Background: Bone morphogenetic proteins (BMPs) are actively involved in ossification, and BMP-2 participates throughout the entire process. Gene therapy for bone regeneration using adenovirus-expressing BMPs has been successful in small mammals, but it has not been satisfactory in large mammals.
Methods: We generated a 3-component implant (3C graft) comprising autologous mesenchymal stem cells (MSCs), ex vivo transduced with an adenovirus vector–expressing BMP-2 and embedded in a demineralized human bone matrix (DBM).

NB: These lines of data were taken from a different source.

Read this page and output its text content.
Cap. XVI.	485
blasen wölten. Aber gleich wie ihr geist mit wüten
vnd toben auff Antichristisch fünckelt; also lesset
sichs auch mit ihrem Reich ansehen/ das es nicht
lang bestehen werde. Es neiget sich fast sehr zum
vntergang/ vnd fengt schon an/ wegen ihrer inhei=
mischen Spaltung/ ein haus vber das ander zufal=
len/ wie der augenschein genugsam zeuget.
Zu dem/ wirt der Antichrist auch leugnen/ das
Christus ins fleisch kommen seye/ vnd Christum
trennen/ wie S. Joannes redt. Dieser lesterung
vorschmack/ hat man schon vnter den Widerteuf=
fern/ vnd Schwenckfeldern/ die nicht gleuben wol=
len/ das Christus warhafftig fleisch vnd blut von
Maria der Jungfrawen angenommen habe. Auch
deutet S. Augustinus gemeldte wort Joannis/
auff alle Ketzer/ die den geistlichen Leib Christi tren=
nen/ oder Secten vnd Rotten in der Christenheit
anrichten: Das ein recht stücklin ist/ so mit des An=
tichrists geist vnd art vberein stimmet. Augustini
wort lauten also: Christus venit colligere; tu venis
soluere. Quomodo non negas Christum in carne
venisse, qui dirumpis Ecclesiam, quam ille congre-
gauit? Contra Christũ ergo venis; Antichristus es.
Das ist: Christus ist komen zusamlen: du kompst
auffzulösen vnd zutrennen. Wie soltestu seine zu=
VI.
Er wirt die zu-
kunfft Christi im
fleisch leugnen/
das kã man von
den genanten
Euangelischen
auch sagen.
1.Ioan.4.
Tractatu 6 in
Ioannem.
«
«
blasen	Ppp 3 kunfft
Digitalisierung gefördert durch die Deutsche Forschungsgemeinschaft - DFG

Results: In vitro studies demonstrated vector-induced osteogenesis; osteoblast population and mineralization of the extracellular matrix were greater in the vector-transduced cultures than in the controls (nontransduced MSCs stimulated with osteogenic media were used as positive controls, and nontransduced MSCs served as a negative control). The 3-component grafts were used to fill osteotomies created by bone distraction surgery in mongrel dogs. Control groups comprised dogs with bone distraction alone and dogs with nontransduced MSC grafts. The radiography follow-up, performed 10 weeks after distraction, demonstrated a remarkable reduction in the consolidation period compared with controls. Postmortem mandibles submitted for anatomic and histologic analyses showed improved remodeling and bone maturation in the 3C-grafted dogs. Inflammatory infiltrates were not observed in any of the treated areas, and no liver toxicity was detected.
Conclusions: We demonstrated acceleration of osteogenesis in a dog model for bone distraction by using an implant of BMP-2 modified MSCs. These results are helpful for future clinical trials of mandible bone distraction.